MISS HOKUSAI (Keiichi Hara). 89 minutes. Subtitled. Opens Friday (October 28). See Listings. Rating: NNNN


Not all anime involves cyborgs and beasts. There are plenty of fantastic images in Keiichi Hara’s animated period drama Miss Hokusai, but its spectacle is of a different kind.

Miss Hokusai is a gentle adaptation of Hinako Sugiura’s manga Sarusuberi, about O-Ei Katsushika, daughter of (and assistant to) the 19th-century Edo painter Hokusai. O-Ei is conscientious, and therefore frustrated by her father’s insistence on drinking and carousing with his friends rather than finishing his commissions.
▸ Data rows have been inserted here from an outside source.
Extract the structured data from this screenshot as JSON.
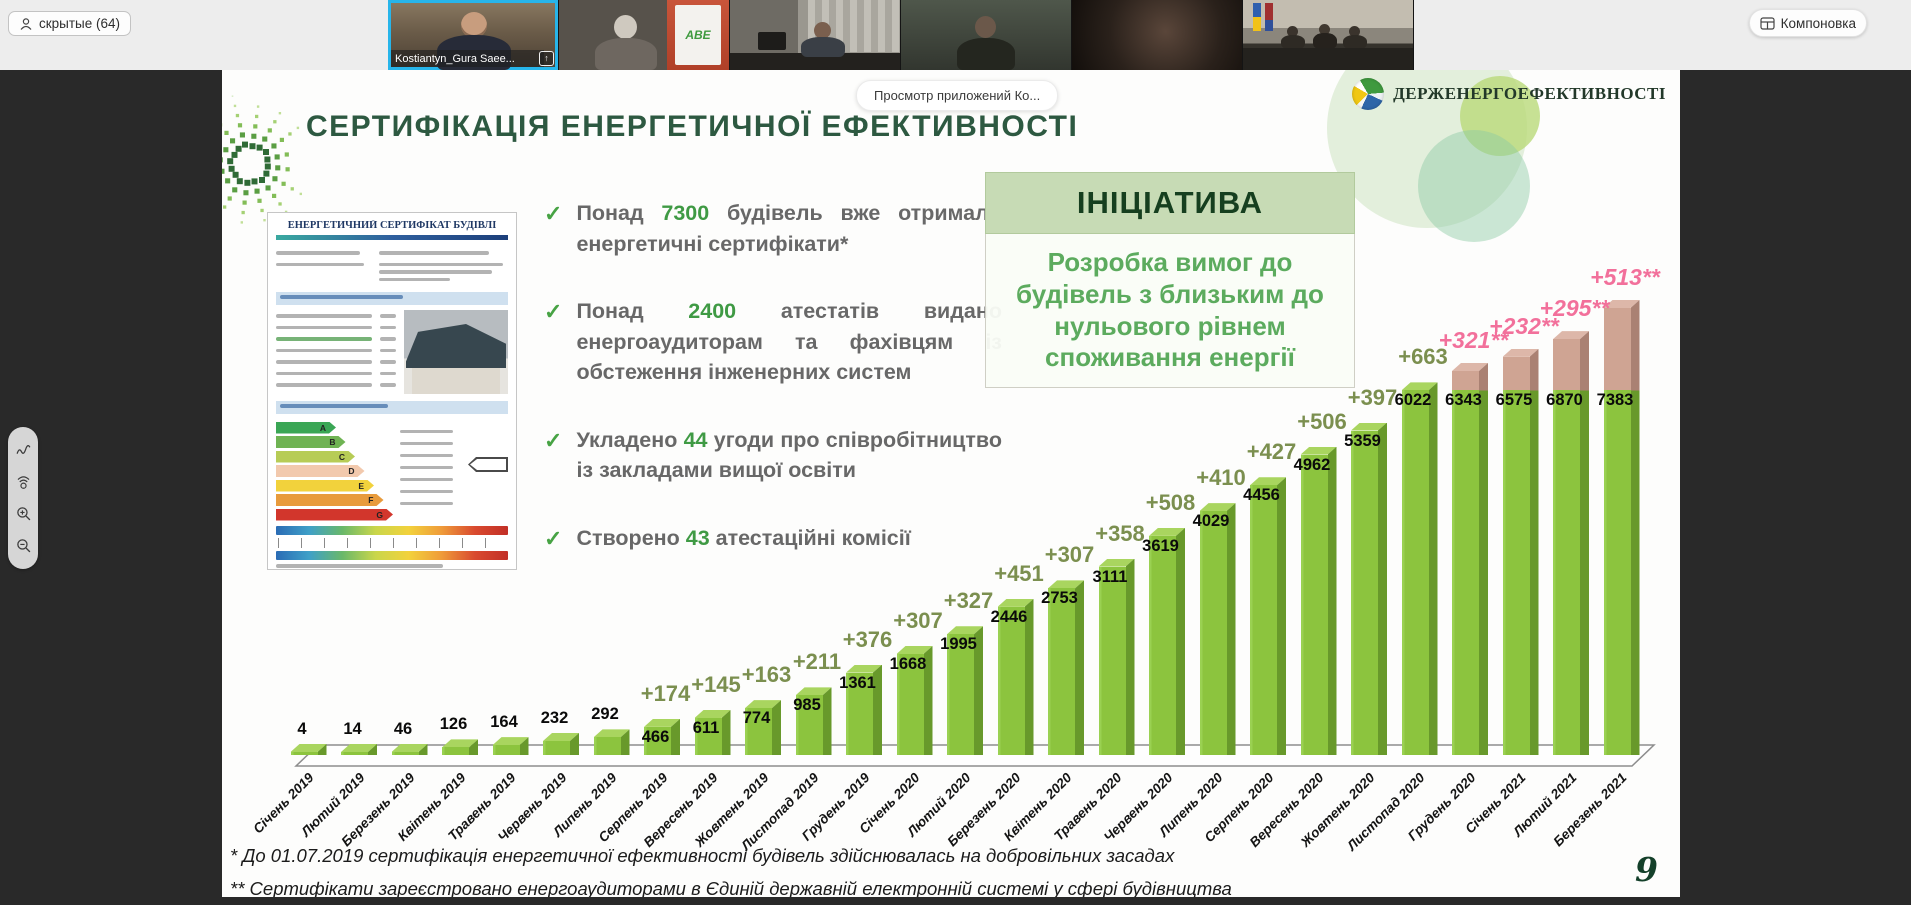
{
  "meeting": {
    "hidden_participants_button": "скрытые (64)",
    "layout_button": "Компоновка",
    "apps_overlay_pill": "Просмотр приложений Ко...",
    "active_participant_name": "Kostiantyn_Gura Saee...",
    "share_up_arrow": "↑",
    "abe_banner_text": "ABE"
  },
  "annotation_toolbar": {
    "icons": [
      "draw-icon",
      "laser-pointer-icon",
      "zoom-in-icon",
      "zoom-out-icon"
    ]
  },
  "slide": {
    "title": "СЕРТИФІКАЦІЯ ЕНЕРГЕТИЧНОЇ ЕФЕКТИВНОСТІ",
    "logo_text": "ДЕРЖЕНЕРГОЕФЕКТИВНОСТІ",
    "check": "✓",
    "bullets": [
      {
        "pre": "Понад ",
        "num": "7300",
        "post": " будівель вже отримали енергетичні сертифікати*"
      },
      {
        "pre": "Понад ",
        "num": "2400",
        "post": " атестатів видано енергоаудиторам та фахівцям із обстеження інженерних систем"
      },
      {
        "pre": "Укладено ",
        "num": "44",
        "post": " угоди про співробітництво із закладами вищої освіти"
      },
      {
        "pre": "Створено ",
        "num": "43",
        "post": " атестаційні комісії"
      }
    ],
    "initiative": {
      "title": "ІНІЦІАТИВА",
      "body_lines": [
        "Розробка вимог до",
        "будівель з близьким до",
        "нульового рівнем",
        "споживання енергії"
      ]
    },
    "certificate": {
      "title": "ЕНЕРГЕТИЧНИЙ СЕРТИФІКАТ БУДІВЛІ",
      "classes": [
        "A",
        "B",
        "C",
        "D",
        "E",
        "F",
        "G"
      ],
      "class_colors": [
        "#3aa655",
        "#6fb353",
        "#b7cc56",
        "#f2c9ad",
        "#f2d23c",
        "#e89b3c",
        "#d2362c"
      ]
    },
    "footnotes": [
      "* До 01.07.2019 сертифікація енергетичної ефективності будівель здійснювалась на добровільних засадах",
      "** Сертифікати зареєстровано  енергоаудиторами   в Єдиній державній електронній системі у сфері будівництва"
    ],
    "page_number": "9"
  },
  "chart_data": {
    "type": "bar",
    "title": "",
    "xlabel": "",
    "ylabel": "",
    "ylim": [
      0,
      7500
    ],
    "grid": false,
    "legend": false,
    "categories": [
      "Січень 2019",
      "Лютий 2019",
      "Березень 2019",
      "Квітень 2019",
      "Травень 2019",
      "Червень 2019",
      "Липень 2019",
      "Серпень 2019",
      "Вересень 2019",
      "Жовтень 2019",
      "Листопад 2019",
      "Грудень 2019",
      "Січень 2020",
      "Лютий 2020",
      "Березень 2020",
      "Квітень 2020",
      "Травень 2020",
      "Червень 2020",
      "Липень 2020",
      "Серпень 2020",
      "Вересень 2020",
      "Жовтень 2020",
      "Листопад 2020",
      "Грудень 2020",
      "Січень 2021",
      "Лютий 2021",
      "Березень 2021"
    ],
    "values": [
      4,
      14,
      46,
      126,
      164,
      232,
      292,
      466,
      611,
      774,
      985,
      1361,
      1668,
      1995,
      2446,
      2753,
      3111,
      3619,
      4029,
      4456,
      4962,
      5359,
      6022,
      6343,
      6575,
      6870,
      7383
    ],
    "increment_labels": [
      "",
      "",
      "",
      "",
      "",
      "",
      "",
      "+174",
      "+145",
      "+163",
      "+211",
      "+376",
      "+307",
      "+327",
      "+451",
      "+307",
      "+358",
      "+508",
      "+410",
      "+427",
      "+506",
      "+397",
      "+663",
      "+321**",
      "+232**",
      "+295**",
      "+513**"
    ],
    "new_system_cumulative": [
      0,
      0,
      0,
      0,
      0,
      0,
      0,
      0,
      0,
      0,
      0,
      0,
      0,
      0,
      0,
      0,
      0,
      0,
      0,
      0,
      0,
      0,
      0,
      321,
      553,
      848,
      1361
    ],
    "colors": {
      "bar": "#8cc43e",
      "bar_side": "#68992b",
      "bar_top": "#a9d55f",
      "new_segment": "#cfa493",
      "increment_label": "#7b8f4f",
      "new_increment_label": "#f2709b"
    }
  }
}
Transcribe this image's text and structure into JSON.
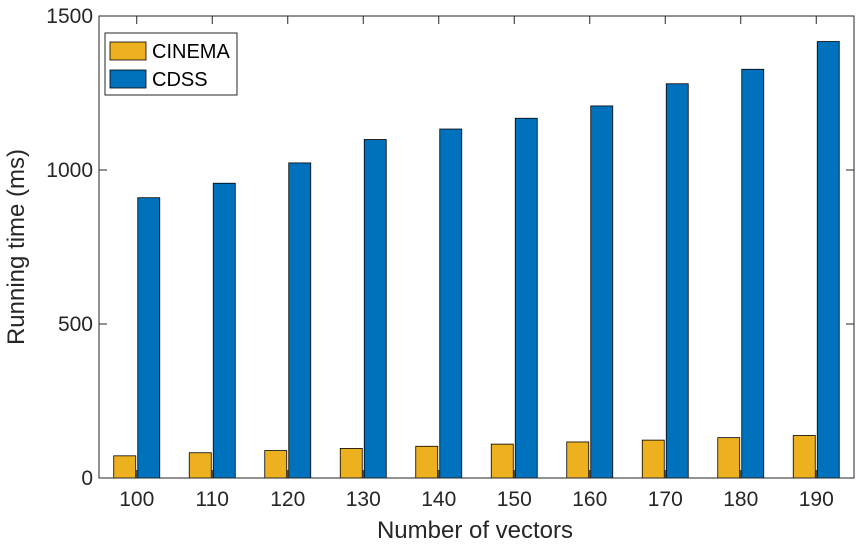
{
  "chart_data": {
    "type": "bar",
    "title": "",
    "xlabel": "Number of vectors",
    "ylabel": "Running time (ms)",
    "categories": [
      "100",
      "110",
      "120",
      "130",
      "140",
      "150",
      "160",
      "170",
      "180",
      "190"
    ],
    "series": [
      {
        "name": "CINEMA",
        "color": "#EDB120",
        "values": [
          72,
          82,
          89,
          96,
          103,
          110,
          117,
          123,
          131,
          138
        ]
      },
      {
        "name": "CDSS",
        "color": "#0072BD",
        "values": [
          910,
          957,
          1023,
          1099,
          1133,
          1168,
          1208,
          1280,
          1327,
          1417
        ]
      }
    ],
    "ylim": [
      0,
      1500
    ],
    "yticks": [
      0,
      500,
      1000,
      1500
    ],
    "grid": false,
    "legend_position": "top-left"
  }
}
She would also really like it if Hokusai spent any time at all with her younger sister O-Nao, who was born blind and thus cannot appreciate their father’s art.

Those looking for a conventional biopic will be frustrated by the fanciful touches the anime format allows – animations of Hokusai’s work, anachronistic electric guitars on the soundtrack. Those looking for a conventional drama might also be frustrated, as Miss Hokusai simply drifts along with O-Ei (voiced in the Japanese version by Anne Watanabe) as she tends to her father (Yutaka Matsushige), entertains his friends and tries to create a life for herself. 

But if you adjust to the movie’s unusual rhythms and submit to director Hara (whose credits include the similarly singular Colourful), you’ll find yourself having a lovely, quietly soulful experience.